Le 30 janvier 2008 : Dev Hurnam a été radié du barreau. L’ancien avocat parlementaire a été condamné par la Cour intermédiaire à six mois de prison pour entente délictueuse dans le but de fabriquer un alibi à son client. C’était le 11 août 2003. Toutefois, le verdict est annulé en appel devant la Cour suprême. Le Directeur des poursuites publiques (DPP) fait appel du verdict devant le conseil privé. Les lords renverseront à leur tour le verdict de la Cour suprême. La peine de six mois de prison est maintenue contre lui.
En 2009 : Feu Gilles Catherine, notaire a été radié de la profession. Introuvable dans un premier temps, il fut recherché par la police à la suite d’un mandat d’arrêt émis contre lui depuis 2010. Plusieurs procès étaient en attente contre lui.
Un an après, le notaire Brian Chung King Sow, contre qui pèsent des condamnations pour détournement de fonds et chèques sans provision, a été lui aussi radié.
Bar Council : Mes Hervé Duval Jr et Yanilla Moonshiram blanchis
Le Bar Council a tranché.

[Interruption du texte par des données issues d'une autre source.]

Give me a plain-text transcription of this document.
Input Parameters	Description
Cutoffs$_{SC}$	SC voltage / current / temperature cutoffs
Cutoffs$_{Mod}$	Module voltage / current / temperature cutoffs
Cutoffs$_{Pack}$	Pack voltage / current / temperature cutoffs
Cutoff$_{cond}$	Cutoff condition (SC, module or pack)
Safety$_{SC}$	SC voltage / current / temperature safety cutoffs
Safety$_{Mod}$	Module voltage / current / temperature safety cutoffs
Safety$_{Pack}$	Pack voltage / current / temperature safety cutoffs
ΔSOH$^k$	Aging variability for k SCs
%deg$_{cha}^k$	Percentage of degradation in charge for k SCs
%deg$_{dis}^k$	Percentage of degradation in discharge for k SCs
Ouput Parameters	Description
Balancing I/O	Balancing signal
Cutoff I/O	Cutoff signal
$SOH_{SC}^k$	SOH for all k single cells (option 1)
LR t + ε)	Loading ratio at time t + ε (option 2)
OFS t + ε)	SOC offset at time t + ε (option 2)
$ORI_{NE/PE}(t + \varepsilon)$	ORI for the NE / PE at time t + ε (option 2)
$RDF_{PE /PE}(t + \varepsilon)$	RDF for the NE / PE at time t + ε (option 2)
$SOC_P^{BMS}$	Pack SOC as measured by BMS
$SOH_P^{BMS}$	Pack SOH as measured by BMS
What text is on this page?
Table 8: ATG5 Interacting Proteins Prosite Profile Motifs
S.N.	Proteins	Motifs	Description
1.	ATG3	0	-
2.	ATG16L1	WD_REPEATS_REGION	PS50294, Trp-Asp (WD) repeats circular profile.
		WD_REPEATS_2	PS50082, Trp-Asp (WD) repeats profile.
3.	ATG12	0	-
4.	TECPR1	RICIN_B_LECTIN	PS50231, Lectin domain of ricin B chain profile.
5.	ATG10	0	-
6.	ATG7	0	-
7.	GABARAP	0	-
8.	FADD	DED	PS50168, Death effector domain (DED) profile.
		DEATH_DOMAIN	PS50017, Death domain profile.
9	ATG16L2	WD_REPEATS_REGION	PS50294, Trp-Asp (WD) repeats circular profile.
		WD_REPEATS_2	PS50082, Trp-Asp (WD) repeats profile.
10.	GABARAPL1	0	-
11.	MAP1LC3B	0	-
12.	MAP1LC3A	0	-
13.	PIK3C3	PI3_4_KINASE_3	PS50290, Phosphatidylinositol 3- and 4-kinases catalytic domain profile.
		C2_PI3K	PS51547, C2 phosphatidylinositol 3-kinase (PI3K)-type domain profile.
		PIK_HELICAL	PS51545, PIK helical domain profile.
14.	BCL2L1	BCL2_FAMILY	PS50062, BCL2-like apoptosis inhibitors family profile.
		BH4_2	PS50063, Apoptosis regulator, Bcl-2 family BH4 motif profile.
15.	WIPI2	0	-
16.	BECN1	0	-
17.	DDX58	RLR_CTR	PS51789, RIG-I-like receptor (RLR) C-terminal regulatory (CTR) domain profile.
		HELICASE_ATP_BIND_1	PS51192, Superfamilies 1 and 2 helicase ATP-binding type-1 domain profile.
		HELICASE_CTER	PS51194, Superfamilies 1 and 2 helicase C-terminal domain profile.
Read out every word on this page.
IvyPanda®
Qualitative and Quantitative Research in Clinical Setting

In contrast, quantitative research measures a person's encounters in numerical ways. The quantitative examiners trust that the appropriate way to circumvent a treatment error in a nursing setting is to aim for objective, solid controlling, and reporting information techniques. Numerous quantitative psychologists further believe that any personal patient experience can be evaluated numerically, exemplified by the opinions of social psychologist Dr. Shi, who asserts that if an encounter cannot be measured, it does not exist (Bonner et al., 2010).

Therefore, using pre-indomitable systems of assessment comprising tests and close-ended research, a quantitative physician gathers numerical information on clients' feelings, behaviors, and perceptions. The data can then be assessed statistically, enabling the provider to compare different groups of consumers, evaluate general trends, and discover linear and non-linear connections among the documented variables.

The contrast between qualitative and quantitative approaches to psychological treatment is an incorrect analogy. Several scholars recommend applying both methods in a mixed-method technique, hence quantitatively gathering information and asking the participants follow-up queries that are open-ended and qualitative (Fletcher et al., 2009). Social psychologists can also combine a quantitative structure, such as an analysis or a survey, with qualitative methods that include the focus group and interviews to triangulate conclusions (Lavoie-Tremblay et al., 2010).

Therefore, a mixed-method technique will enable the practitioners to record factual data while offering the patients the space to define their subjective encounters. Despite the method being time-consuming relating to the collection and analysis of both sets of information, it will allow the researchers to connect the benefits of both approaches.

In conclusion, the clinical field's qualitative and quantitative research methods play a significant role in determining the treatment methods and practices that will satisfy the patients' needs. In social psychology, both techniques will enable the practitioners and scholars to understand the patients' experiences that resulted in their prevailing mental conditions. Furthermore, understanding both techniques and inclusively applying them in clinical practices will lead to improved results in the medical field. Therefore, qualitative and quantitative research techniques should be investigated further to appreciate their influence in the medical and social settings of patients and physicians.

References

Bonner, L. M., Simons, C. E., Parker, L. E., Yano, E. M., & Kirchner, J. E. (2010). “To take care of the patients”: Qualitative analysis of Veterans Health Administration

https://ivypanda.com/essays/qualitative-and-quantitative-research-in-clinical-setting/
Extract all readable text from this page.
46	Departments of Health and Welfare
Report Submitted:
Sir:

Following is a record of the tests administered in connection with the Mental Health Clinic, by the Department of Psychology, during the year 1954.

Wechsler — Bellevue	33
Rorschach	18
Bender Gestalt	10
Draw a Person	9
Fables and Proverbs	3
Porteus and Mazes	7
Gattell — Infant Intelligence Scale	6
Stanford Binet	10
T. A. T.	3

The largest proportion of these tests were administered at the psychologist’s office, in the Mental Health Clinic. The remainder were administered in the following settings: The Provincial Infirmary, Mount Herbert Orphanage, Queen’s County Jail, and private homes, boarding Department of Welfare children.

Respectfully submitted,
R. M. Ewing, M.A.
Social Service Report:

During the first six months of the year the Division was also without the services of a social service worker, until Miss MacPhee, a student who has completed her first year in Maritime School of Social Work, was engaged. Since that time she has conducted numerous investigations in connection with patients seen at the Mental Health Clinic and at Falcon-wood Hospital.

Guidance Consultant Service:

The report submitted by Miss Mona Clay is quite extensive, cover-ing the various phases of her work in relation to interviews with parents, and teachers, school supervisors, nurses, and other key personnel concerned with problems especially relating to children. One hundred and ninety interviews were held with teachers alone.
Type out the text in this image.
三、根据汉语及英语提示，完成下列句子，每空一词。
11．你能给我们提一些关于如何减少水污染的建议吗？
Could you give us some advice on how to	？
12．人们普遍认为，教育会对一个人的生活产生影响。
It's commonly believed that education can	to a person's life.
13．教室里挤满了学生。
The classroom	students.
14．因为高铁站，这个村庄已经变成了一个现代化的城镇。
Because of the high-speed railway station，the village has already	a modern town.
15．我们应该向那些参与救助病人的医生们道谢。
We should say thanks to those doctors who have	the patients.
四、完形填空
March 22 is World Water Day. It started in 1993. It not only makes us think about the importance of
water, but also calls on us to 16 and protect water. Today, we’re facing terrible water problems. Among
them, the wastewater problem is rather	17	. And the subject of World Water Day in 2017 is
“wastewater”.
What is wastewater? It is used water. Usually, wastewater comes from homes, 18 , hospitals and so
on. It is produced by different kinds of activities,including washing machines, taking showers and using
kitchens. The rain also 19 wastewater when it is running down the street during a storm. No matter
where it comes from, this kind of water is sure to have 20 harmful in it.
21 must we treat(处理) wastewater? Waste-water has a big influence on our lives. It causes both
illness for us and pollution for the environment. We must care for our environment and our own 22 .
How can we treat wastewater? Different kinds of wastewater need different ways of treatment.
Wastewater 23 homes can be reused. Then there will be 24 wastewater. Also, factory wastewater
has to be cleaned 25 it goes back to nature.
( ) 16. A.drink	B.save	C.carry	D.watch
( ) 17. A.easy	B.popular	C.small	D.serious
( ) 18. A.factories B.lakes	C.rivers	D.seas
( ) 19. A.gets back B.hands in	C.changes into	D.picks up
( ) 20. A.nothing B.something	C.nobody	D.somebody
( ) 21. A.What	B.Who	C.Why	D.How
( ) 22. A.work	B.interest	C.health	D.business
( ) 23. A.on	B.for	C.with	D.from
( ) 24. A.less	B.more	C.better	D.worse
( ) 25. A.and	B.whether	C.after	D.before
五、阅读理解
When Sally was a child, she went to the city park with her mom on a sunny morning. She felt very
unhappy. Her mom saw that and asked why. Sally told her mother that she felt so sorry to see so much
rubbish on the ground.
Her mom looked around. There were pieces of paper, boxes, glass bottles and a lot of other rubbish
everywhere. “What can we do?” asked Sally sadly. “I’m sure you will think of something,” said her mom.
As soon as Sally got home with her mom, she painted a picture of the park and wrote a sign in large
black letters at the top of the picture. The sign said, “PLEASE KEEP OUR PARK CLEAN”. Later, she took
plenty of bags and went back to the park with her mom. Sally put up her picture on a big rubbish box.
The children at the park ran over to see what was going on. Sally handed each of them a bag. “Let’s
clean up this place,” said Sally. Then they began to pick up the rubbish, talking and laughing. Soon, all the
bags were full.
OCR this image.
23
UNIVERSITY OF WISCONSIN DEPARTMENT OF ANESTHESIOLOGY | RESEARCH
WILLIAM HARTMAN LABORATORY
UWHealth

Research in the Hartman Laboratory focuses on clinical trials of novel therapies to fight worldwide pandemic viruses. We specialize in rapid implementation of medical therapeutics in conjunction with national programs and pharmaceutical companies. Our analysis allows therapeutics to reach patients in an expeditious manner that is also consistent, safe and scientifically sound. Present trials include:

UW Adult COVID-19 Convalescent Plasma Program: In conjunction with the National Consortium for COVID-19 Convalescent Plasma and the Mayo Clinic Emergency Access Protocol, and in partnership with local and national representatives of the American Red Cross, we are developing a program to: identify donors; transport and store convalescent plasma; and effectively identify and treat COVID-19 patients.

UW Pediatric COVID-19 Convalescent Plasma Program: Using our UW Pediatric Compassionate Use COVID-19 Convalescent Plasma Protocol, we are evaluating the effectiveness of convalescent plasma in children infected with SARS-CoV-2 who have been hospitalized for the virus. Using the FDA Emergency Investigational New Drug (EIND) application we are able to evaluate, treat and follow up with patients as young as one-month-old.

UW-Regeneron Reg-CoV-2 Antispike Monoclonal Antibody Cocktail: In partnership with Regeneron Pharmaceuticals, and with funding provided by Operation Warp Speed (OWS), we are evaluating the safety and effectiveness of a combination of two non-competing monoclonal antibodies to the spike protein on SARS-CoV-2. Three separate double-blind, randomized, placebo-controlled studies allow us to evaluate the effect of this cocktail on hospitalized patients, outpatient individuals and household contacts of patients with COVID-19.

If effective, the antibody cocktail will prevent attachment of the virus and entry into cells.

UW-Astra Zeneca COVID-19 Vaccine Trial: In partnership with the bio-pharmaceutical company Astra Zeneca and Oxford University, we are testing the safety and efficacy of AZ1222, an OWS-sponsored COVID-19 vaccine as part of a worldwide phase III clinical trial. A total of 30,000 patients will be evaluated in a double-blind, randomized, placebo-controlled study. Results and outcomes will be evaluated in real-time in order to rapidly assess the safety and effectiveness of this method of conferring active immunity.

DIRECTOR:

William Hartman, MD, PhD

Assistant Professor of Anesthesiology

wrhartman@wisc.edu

Mes Hervé Duval Jr et Yanilla Moonshiram n’ont pas violé le code d’éthique des avocats en agissant comme conseils légaux de l’ex-présidente de la République, Ameenah Gurib-Fakim.
« Le Bar Council a conclu qu’il n’y a rien dans la conduite des avocats qui démontre une violation du code d’éthique », a déclaré Yahia Nazroo, secrétaire du Bar Council, ce vendredi 5 octobre à Radio Plus.
En août 2018, Me Yousuf Mohammed, Senior Counsel, avait accusé les deux avocats de conflits d’intérêts dans le cadre de la commission d’enquête présidée par le juge Ashraf Caunhye sur Ameenah Gurib-Fakim.
Me Yousuf Mohammed avait reproché Me Hervé Duval Jr , Senior Counsel, de porter plusieurs chapeaux, soit celui du Président du Bar Council, celui de témoin potentiel dans le cadre de la mise sur pied d’une Commission d’enquête sur Alvaro Sobrinho et celui d’avocat de l’ex-présidente devant ladite Commission d’enquête.
Nouvelles mesures en vue
Le Bar Council a publié, le mardi 25 septembre, la première édition de sa newsletter. L’occasion de présenter une ébauche des nouveaux règlements que compte apporter le conseil de l’ordre des avocats pour l’aider dans sa tâche. Une mesure qui vise à faire taire les critiques selon lesquelles l’ordre des avocats n’arrive pas à nettoyer sa propre maison. Une réunion est prévue le 18 octobre 2018.